Dee Allen is an African-Italian performance poet based in Oakland, California. He has been active in creative writing and spoken word since the early 1990’s. He is the author of 7 books — Boneyard, Unwritten Law, Stormwater, Skeletal Black (all from POOR Press ), Elohi Unitsi (Conviction 2 Change Publishing), and, coming in February 2022, Rusty Gallows: Passages Against Hate (Vagabond Books) and Plans (Nomadic Press). He has 41 anthology appearances under his figurative belt so far.

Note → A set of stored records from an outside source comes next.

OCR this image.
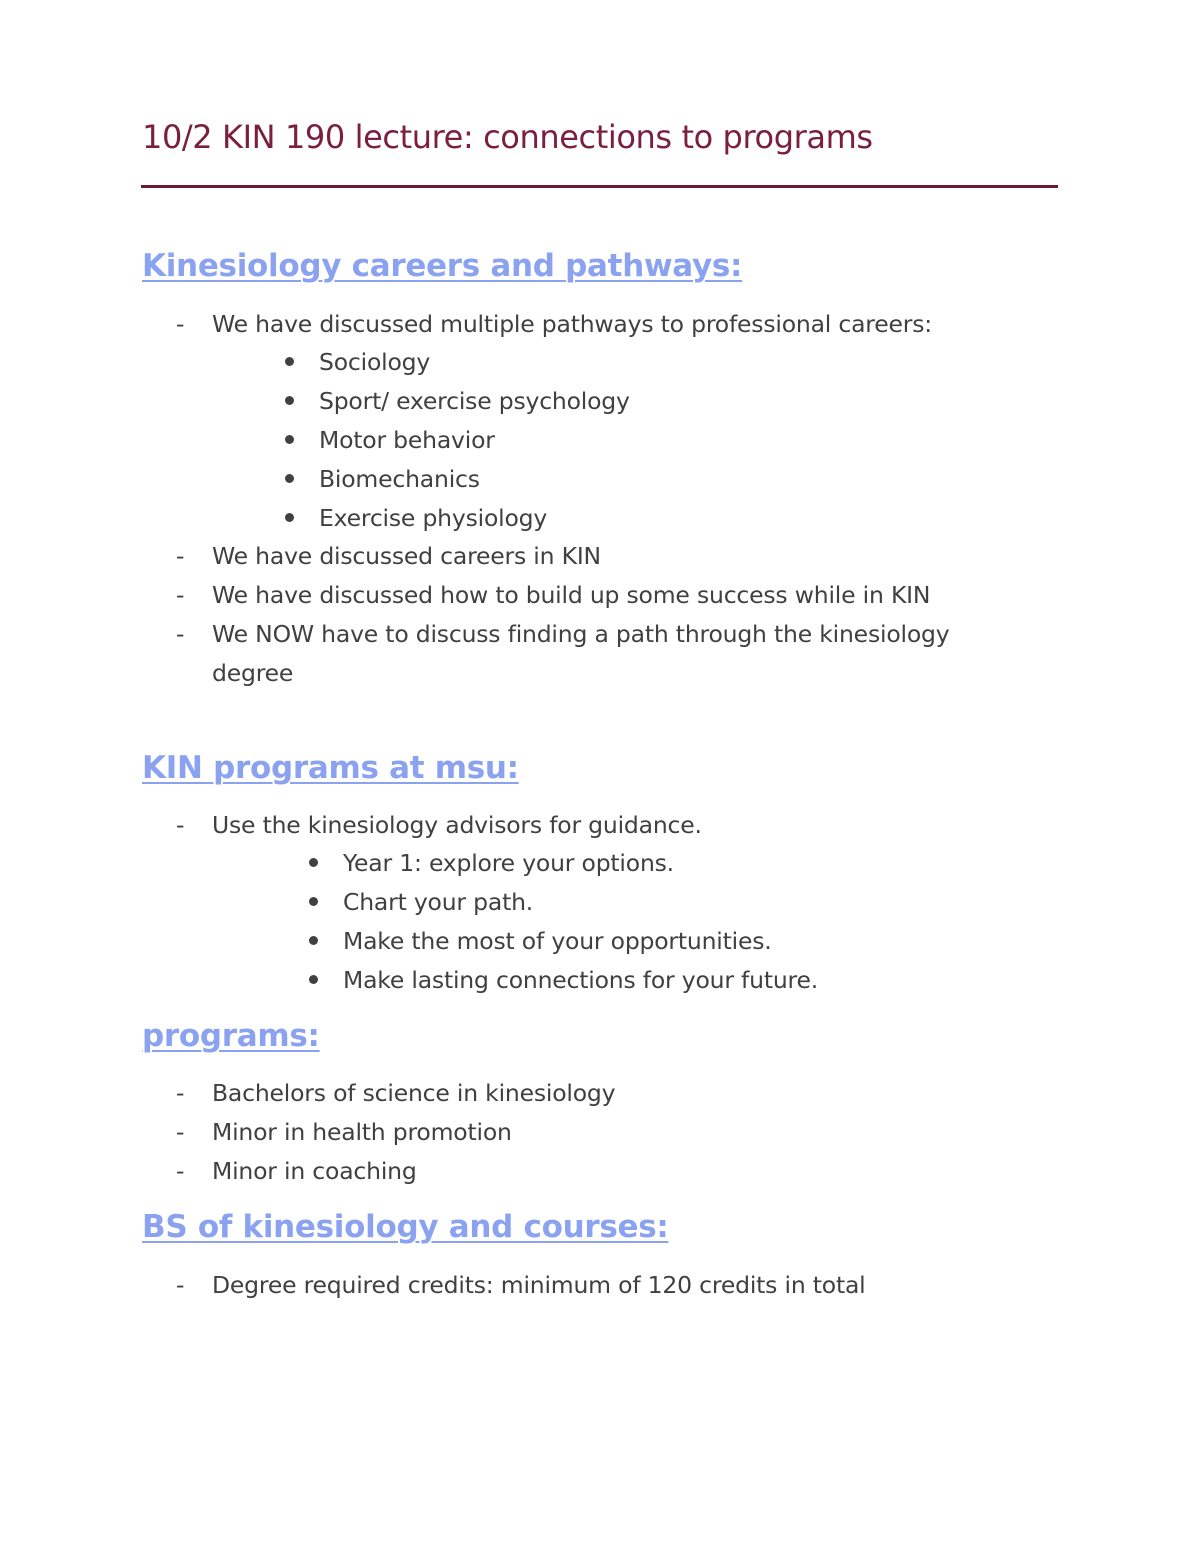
10/2 KIN 190 lecture: connections to programs
Kinesiology careers and pathways:
- We have discussed multiple pathways to professional careers:
Sociology
Sport/ exercise psychology
Motor behavior
Biomechanics
Exercise physiology
- We have discussed careers in KIN
- We have discussed how to build up some success while in KIN
- We NOW have to discuss finding a path through the kinesiology
degree
KIN programs at msu:
- Use the kinesiology advisors for guidance.
Year 1: explore your options.
Chart your path.
Make the most of your opportunities.
Make lasting connections for your future.
programs:
- Bachelors of science in kinesiology
- Minor in health promotion
- Minor in coaching
BS of kinesiology and courses:
- Degree required credits: minimum of 120 credits in total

Black girl with a book, she dismisses your superiority beliefs with just one look

You should fear her, this creature; she’s not reading for fun

Her education continues, past your delusions; yet you believe it hasn’t even begun

A double Ph.D.D in life, despite all her strife, or perhaps it’s the very reason, for her well-

seasoned, awakedness. Her nakedness has honed her into this, Oshun like, Godessness


The mediocre white man lied, mimeographed generations beguiled with his belief that she

belongs in a squeeze chute, or somewhere in the wild

Otherwise, she exists only to serve, to fill the cotton pile … to wet nurse their child

13th can’t amend her nor defend her, the white gaze and ways have never been mild


To this day she struggles to be seen

As more than 3/5th of a human being


Black girl with a book, a bibliophile, a sapiophile, a poet, someday a chosen Laureate

All the while her destiny has been written

Her knowledge and power will not be hidden

You’re smitten, with her sage-like words and intellectual prose

Yet you pretend, to be unimpressed, and upend, her, turning up your nose

But you cannot offend her, you’re threatened by her, and … she … knows


Black girl with a book, oh what a dangerous sight


 

You call her names, you pick a fight?

She’s an intellectual heavyweight, your stereotype won’t make you see that you’re about to step

into the ring with Muhammad Ali

You’re blind sided by her mind … it’s one mean left hook

And after she defeats you she’ll write about you in her little black book


Her ancestors would be proud

They dreamed her up while being lynched in front of a coward crowd


Black girl with a book, her fingers have never picked cotton

She thumbs the pages of her history, a history too powerful to be ever forgotten

So many have died so that she could be free,

Still they police her Black-joy and refuse her basic liberty with their modern day slavery

She ponders life quietly, atop ole banyan tree

Wondering … when will life stop lynching me


Black girl with a fiery look, someday she’ll abolish your misguided superiority with just one book


Kerry Jo Bell has contributed to various literary journals and magazines. Her debut manuscript, “Next Time I Go,” has been accepted into The Writers Union of Canada’s 2020 mentorship program.
She has a book of poetry planned and describes her writing as unapologetic. Her poems are unafraid and unashamed of exploring the intersections of racism, sexual identity, and the abnormality of societal norms. Her poetry is a mirror that exposes society through the reflections of a Black woman.